The precision lathe with the hooks, the bowstring, and vise visible as material is being processed. (Credit: Clickspring)

We commonly tend to associate lathes with the Industrial Revolution, when metalworking shifted largely from blacksmiths to machinists, but the use of lathes is much older than that. As [Chris] over at the Clickspring YouTube channel demonstrates in a recent video, small precision lathes were exceedingly common in the Ancient World. Not only is there ample historical evidence of them being used as far back as 1300 BCE in Ancient Egypt, but they’re also the most optimal way to get perfectly round pins and other, more intricate shapes that would be an absolute nightmare to create with just some metal files and chisels.

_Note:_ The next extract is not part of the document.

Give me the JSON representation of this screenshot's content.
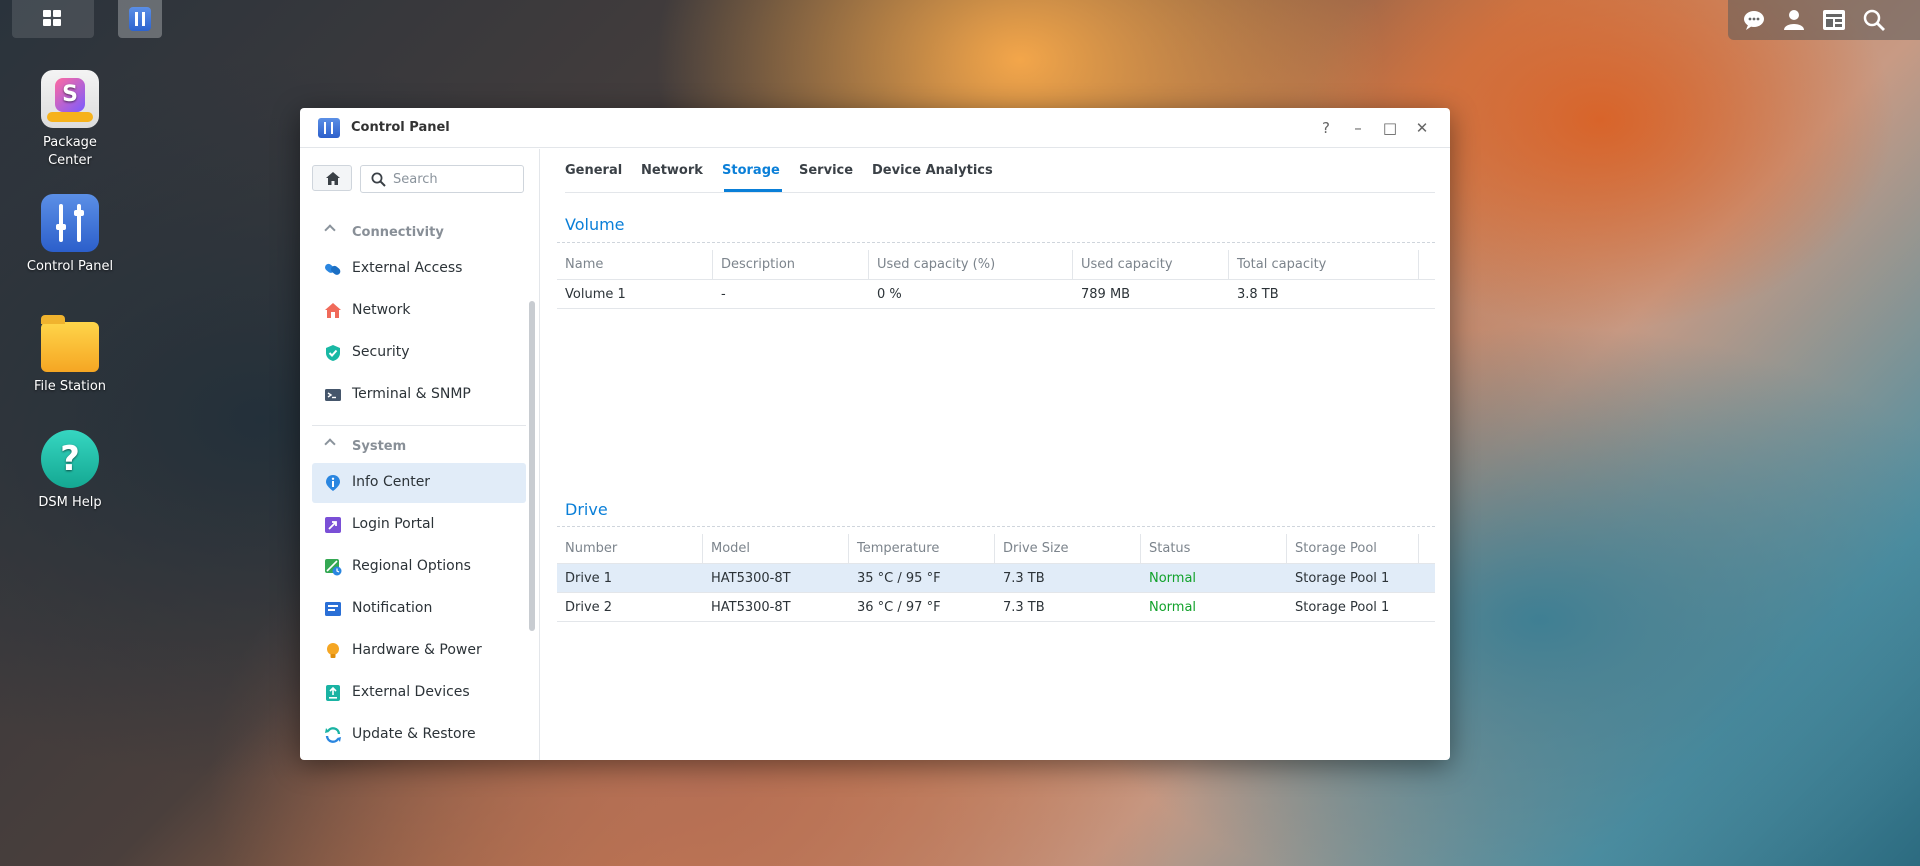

In the video, [Chris] uses two metal hooks, bent in a ninety-degree angle and clamped down in a vise, tapering towards each other into points. A bow string around a round piece of wood is used to bootstrap a more permanent retention element and bushing for the bow string as it is drawn over the wood to rotate it. Subsequent material that has to be worked on in the lathe is then clamped between the two points. This way, using basic materials that have been around for thousands of years and some muscle power, it’s possible to create a small lathe that can be used to create perfectly symmetrical shapes, such as those used in the construction of the Antikythera Mechanism, which [Chris] has been rebuilding for the past years, using only period-correct tools. He’s learned a lot about the mechanism in the process.